Quel est l’impact du procès sur le débat fin de vie au Parlement ?

Nous avons évité la dépénalisation jurisprudentielle de l’euthanasie qu’un acquittement aurait induite. Le défilé de militants de l’euthanasie venus soutenir l’accusé d’Angers, certains venant de Belgique, a fait du prétoire une tribune assez confuse de leurs revendications. Nous avons au moins la preuve qu’il existe des sédations euthanasiques, puisque c’est bel et bien avec un sédatif très classique que Nicolas Bonnemaison a empoisonné madame Iramuno. Notre alerte sur la sédation profonde et continue jusqu’au décès contenue dans la proposition de loi fin de vie est totalement validée, d’autant que ses auteurs ont refusé de préciser dans leur texte que la question de l’intention — ou non — de donner la mort n’avait pas à entrer en ligne de compte.

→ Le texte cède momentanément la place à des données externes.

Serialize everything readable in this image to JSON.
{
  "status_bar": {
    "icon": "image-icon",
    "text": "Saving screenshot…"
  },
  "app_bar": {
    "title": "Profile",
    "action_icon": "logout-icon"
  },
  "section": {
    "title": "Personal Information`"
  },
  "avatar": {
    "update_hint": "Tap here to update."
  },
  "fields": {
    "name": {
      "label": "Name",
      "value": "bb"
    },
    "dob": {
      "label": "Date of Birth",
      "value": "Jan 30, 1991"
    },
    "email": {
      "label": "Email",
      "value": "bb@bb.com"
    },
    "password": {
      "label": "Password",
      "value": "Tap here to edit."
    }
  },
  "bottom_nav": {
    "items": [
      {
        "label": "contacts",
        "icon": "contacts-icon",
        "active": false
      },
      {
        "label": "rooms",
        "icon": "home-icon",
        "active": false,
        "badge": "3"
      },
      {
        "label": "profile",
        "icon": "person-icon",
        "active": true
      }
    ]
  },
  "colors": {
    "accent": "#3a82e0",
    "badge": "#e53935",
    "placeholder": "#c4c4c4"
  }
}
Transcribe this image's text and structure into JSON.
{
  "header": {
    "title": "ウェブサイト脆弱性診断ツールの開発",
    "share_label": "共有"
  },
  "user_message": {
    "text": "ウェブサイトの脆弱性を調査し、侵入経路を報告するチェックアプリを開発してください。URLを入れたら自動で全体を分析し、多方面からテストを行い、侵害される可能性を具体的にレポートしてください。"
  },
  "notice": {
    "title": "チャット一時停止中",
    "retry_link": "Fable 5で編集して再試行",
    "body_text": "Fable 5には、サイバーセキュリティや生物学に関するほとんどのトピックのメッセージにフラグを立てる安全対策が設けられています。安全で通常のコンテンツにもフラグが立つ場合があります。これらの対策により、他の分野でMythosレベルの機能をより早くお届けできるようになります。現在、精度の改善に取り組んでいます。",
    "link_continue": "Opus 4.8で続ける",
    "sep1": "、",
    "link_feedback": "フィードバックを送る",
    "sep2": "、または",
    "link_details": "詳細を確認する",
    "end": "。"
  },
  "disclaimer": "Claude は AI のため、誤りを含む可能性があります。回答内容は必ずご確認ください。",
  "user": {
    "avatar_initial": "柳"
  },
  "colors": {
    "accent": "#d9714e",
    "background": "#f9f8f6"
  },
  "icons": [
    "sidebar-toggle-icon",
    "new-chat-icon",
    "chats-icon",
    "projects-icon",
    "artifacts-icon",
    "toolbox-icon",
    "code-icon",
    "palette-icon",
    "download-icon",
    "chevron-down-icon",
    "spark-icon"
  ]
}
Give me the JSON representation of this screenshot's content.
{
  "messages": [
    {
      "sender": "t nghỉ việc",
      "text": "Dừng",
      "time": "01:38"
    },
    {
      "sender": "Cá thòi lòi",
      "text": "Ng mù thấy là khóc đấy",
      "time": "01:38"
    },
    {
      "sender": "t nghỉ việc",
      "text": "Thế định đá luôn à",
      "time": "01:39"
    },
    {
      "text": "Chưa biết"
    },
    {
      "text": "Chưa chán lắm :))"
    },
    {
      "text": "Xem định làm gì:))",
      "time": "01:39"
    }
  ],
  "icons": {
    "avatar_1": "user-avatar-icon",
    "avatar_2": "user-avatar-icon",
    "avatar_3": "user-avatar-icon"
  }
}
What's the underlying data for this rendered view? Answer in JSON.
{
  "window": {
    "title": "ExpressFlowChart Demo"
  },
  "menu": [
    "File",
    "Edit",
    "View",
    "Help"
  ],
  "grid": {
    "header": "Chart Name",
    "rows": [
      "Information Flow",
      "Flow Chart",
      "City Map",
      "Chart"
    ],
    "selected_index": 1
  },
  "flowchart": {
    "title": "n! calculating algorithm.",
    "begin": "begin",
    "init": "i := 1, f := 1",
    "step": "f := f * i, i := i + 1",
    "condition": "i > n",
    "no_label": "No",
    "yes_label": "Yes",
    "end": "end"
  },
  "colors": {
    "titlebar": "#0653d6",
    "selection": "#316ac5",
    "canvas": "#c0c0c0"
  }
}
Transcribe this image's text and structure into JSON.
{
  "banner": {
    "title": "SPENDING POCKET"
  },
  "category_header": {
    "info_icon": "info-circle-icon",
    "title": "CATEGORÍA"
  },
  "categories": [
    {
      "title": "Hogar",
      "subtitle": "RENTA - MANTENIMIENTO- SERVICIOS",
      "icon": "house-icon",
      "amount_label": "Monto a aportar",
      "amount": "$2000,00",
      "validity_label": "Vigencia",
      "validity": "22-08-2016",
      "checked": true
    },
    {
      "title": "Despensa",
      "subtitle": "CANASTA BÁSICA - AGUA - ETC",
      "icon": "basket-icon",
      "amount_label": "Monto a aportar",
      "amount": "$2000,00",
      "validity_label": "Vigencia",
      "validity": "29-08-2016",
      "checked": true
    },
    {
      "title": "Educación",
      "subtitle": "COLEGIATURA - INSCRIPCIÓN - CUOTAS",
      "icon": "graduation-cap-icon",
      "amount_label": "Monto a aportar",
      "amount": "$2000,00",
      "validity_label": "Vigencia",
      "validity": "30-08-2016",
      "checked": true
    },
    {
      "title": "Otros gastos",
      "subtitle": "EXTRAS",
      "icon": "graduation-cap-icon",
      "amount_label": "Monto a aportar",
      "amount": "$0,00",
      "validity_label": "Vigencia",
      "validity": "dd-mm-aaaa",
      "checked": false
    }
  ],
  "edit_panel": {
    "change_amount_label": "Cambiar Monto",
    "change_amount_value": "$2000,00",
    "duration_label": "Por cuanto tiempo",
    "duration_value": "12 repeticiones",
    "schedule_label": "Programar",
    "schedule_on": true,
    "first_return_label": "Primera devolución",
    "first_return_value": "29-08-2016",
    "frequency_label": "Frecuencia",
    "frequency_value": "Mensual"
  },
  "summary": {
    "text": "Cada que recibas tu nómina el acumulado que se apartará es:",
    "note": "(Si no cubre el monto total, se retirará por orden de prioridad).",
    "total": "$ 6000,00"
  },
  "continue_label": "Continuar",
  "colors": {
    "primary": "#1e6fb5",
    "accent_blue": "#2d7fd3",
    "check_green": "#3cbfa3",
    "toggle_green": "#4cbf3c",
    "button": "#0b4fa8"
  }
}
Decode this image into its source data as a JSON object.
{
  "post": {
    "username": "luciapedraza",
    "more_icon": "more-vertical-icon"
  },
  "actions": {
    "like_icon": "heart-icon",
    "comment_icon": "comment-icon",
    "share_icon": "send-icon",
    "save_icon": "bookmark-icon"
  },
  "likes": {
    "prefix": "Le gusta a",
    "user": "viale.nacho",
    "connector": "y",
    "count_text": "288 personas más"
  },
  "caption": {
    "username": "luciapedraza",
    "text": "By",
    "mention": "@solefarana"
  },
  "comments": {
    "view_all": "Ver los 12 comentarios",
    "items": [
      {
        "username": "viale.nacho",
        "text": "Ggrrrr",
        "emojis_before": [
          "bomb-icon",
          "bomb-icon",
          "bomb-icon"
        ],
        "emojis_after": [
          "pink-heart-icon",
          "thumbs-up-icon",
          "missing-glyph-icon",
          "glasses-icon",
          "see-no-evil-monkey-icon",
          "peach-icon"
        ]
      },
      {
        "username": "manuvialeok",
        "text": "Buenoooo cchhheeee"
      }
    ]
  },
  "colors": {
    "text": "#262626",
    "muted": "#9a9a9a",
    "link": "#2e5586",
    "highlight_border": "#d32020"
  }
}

La ligne d’argumentation adoptée par certains des témoins qui ont défilé à la barre est inquiétante sur leur conception de la fin de vie : plus que le principe même de provoquer la mort, c’est le déficit de collégialité dans la décision de prescrire et l’absence d’information des proches qu’ils ont contestés chez l’accusé.

Il reste que le docteur Bonnemaison a martelé avoir toujours eu l’intention de « soulager mais pas tuer », et que Jean Leonetti a également utilisé cette formule pour défendre sa nouvelle loi. Il faut que les parlementaires qui finissent d’examiner ce texte ces semaines-ci aient la sagesse de l’amender clairement dans ce sens, s’ils veulent être cohérents avec cette intention.